News of the arrests comes weeks after Reuters revealed
that risks of money laundering and underground fund-transfers were growing in
Australia after its major banks quit the remittance business.

“Many of those involved in the importations were
Chinese nationals, based in Australia,” the Australian Transaction Reports
and Analysis Centre (Austrac) said on its website.

“The Australian-based suspects used mobile phones and
the Internet, liaised with Chinese companies to organise drug
importations.”

It did not say when the arrests were made or identify any
of those arrested or specify what type of drugs were imported.

The suspects transferred funds between $1,000 to $10,000
from Australia, usually via a remittance dealer, to companies in China. These
companies then posted drugs to a variety of names and addresses in Australia,
Austrac said.

The Australia-based suspects sent funds to Chinese
companies or to “seemingly unrelated” Chinese individuals, making it
harder to link the beneficiary in China with the entity that actually sent
drugs, Austrac said.

If packages were intercepted, companies in China re-sent
the drugs using different sender and recipient information to avoid further
detection, it said.

Investigations also uncovered two clandestine drug
laboratories, Austrac said, adding police seized 73 kilograms of drugs, 145
parcels, about $153,000 in cash, counterfeit licences and improvised weapons.

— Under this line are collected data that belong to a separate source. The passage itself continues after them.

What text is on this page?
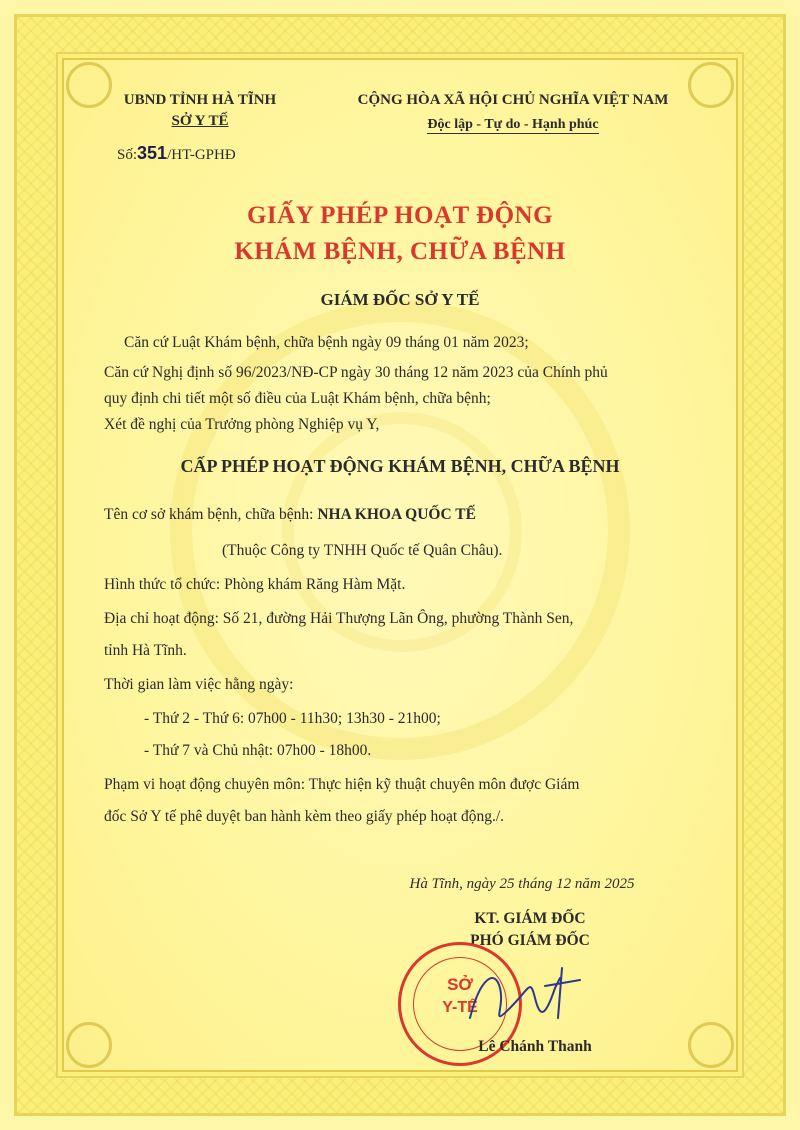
UBND TỈNH HÀ TĨNH
SỞ Y TẾ
Số:351/HT-GPHĐ
CỘNG HÒA XÃ HỘI CHỦ NGHĨA VIỆT NAM
Độc lập - Tự do - Hạnh phúc
GIẤY PHÉP HOẠT ĐỘNG
KHÁM BỆNH, CHỮA BỆNH
GIÁM ĐỐC SỞ Y TẾ
Căn cứ Luật Khám bệnh, chữa bệnh ngày 09 tháng 01 năm 2023;
Căn cứ Nghị định số 96/2023/NĐ-CP ngày 30 tháng 12 năm 2023 của Chính phủ
quy định chi tiết một số điều của Luật Khám bệnh, chữa bệnh;
Xét đề nghị của Trưởng phòng Nghiệp vụ Y,
CẤP PHÉP HOẠT ĐỘNG KHÁM BỆNH, CHỮA BỆNH
Tên cơ sở khám bệnh, chữa bệnh: NHA KHOA QUỐC TẾ
(Thuộc Công ty TNHH Quốc tế Quân Châu).
Hình thức tổ chức: Phòng khám Răng Hàm Mặt.
Địa chỉ hoạt động: Số 21, đường Hải Thượng Lãn Ông, phường Thành Sen,
tỉnh Hà Tĩnh.
Thời gian làm việc hằng ngày:
- Thứ 2 - Thứ 6: 07h00 - 11h30; 13h30 - 21h00;
- Thứ 7 và Chủ nhật: 07h00 - 18h00.
Phạm vi hoạt động chuyên môn: Thực hiện kỹ thuật chuyên môn được Giám
đốc Sở Y tế phê duyệt ban hành kèm theo giấy phép hoạt động./.
Hà Tĩnh, ngày 25 tháng 12 năm 2025
KT. GIÁM ĐỐC
PHÓ GIÁM ĐỐC
SỞ
Y-TẾ
Lê Chánh Thanh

In a separate announcement, Austrac said it cancelled the
registration of an affiliate of the United States money transfer giant Western
Union although it was not clear if it was involved in the crackdown.

The decision by Australia’s major banks to quit the
country’s $35 billion a year remittance business last year is driving
fund-transfers underground and exposing the country as a weak link in the
global fight against money laundering and financial crime, regulators,
operators who handle remittances and police said.